Gustavo Conde é linguista.

Moraes Moreira, sopro de delicadeza

“Moraes não está autorizado a ‘morrer de uma vez’. Nós não temos estrutura na percepção do sensível para decretar ‘morreu Moraes Moreira’. Pelo menos, não aqueles que vivem e respeitam a arte”, diz o colunista Gustavo Conde sobre a morte do compositor baiano

13 de abril de 2020, 14:50 h Atualizado em 13 de abril de 2020, 15:58

Soube há pouco da morte de Moraes Moreira. Tomo-a triste e contrariado. Não costumo aceitar a morte de ninguém facilmente – e para quem já vai assistindo a morte institucional da cultura brasileira aos poucos é uma notícia-alerta.

Quando algumas pessoas – que dedicaram suas vidas para construir obras delicadas, na espontaneidade da respiração e da fala (as músicas de Moraes) – se despedem, suas despedidas também demandam tempo.

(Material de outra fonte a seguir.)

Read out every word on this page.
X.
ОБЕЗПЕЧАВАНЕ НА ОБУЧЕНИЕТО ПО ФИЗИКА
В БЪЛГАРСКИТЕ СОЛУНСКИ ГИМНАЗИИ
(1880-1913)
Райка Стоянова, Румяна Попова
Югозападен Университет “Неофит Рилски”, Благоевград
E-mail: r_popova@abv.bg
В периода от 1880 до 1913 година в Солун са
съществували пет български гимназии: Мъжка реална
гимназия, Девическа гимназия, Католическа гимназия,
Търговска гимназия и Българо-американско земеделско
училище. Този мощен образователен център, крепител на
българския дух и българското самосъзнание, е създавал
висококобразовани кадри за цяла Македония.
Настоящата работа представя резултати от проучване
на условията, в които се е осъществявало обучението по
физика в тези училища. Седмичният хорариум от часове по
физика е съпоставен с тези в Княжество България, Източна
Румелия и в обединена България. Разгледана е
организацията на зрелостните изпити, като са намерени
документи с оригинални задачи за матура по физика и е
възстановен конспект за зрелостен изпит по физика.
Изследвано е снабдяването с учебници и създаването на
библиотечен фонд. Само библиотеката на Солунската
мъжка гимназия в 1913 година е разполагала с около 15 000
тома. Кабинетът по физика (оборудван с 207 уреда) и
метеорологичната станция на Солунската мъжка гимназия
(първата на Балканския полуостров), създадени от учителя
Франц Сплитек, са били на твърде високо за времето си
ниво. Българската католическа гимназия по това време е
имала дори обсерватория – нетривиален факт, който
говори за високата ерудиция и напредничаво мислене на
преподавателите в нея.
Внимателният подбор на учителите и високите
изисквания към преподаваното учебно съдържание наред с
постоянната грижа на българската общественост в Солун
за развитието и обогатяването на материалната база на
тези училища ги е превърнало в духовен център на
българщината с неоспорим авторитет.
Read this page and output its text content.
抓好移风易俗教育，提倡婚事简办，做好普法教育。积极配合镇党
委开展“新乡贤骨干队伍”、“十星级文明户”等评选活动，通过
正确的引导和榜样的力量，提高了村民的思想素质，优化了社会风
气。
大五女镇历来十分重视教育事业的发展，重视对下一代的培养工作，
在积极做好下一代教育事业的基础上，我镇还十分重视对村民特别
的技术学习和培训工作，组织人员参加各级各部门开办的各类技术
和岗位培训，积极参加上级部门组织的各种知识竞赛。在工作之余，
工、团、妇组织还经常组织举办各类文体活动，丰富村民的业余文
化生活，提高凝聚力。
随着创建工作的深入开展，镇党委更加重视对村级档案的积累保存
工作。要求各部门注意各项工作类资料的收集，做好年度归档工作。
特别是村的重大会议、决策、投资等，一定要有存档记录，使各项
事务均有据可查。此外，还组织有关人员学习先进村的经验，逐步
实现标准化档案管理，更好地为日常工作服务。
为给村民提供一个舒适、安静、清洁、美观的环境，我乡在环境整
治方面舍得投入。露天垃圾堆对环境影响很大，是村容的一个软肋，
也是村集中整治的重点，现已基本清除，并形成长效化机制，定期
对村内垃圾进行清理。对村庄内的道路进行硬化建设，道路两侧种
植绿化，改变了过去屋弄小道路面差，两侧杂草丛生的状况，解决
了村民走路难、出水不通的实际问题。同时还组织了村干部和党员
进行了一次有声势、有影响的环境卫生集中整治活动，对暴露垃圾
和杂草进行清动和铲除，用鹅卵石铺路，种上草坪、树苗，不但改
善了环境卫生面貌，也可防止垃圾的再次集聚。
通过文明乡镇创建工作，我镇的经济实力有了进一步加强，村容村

Quem viveu ‘o tempo’, também morre ‘o tempo’.

Se Guimarães Rosa disse que as pessoas não morrem, mas ficam encantadas, eu emendaria: “as pessoas não morrem, apenas desaceleram”.

Moraes não está autorizado a ‘morrer de uma vez’. Nós não temos estrutura na percepção do sensível para decretar ‘morreu Moraes Moreira’. Pelo menos, não aqueles que vivem e respeitam a arte.

Moraes ‘começou a nos deixar’, esse é o enunciado – que se complementa: ‘para permanecer a nos encantar com sua obra e sua humanidade’.

A obra de Moraes Moreira é monumental. Sua simplicidade e delicadeza são são os valores que significam – e desaceleram – essa suposta travessia que, na verdade, é um recomeço.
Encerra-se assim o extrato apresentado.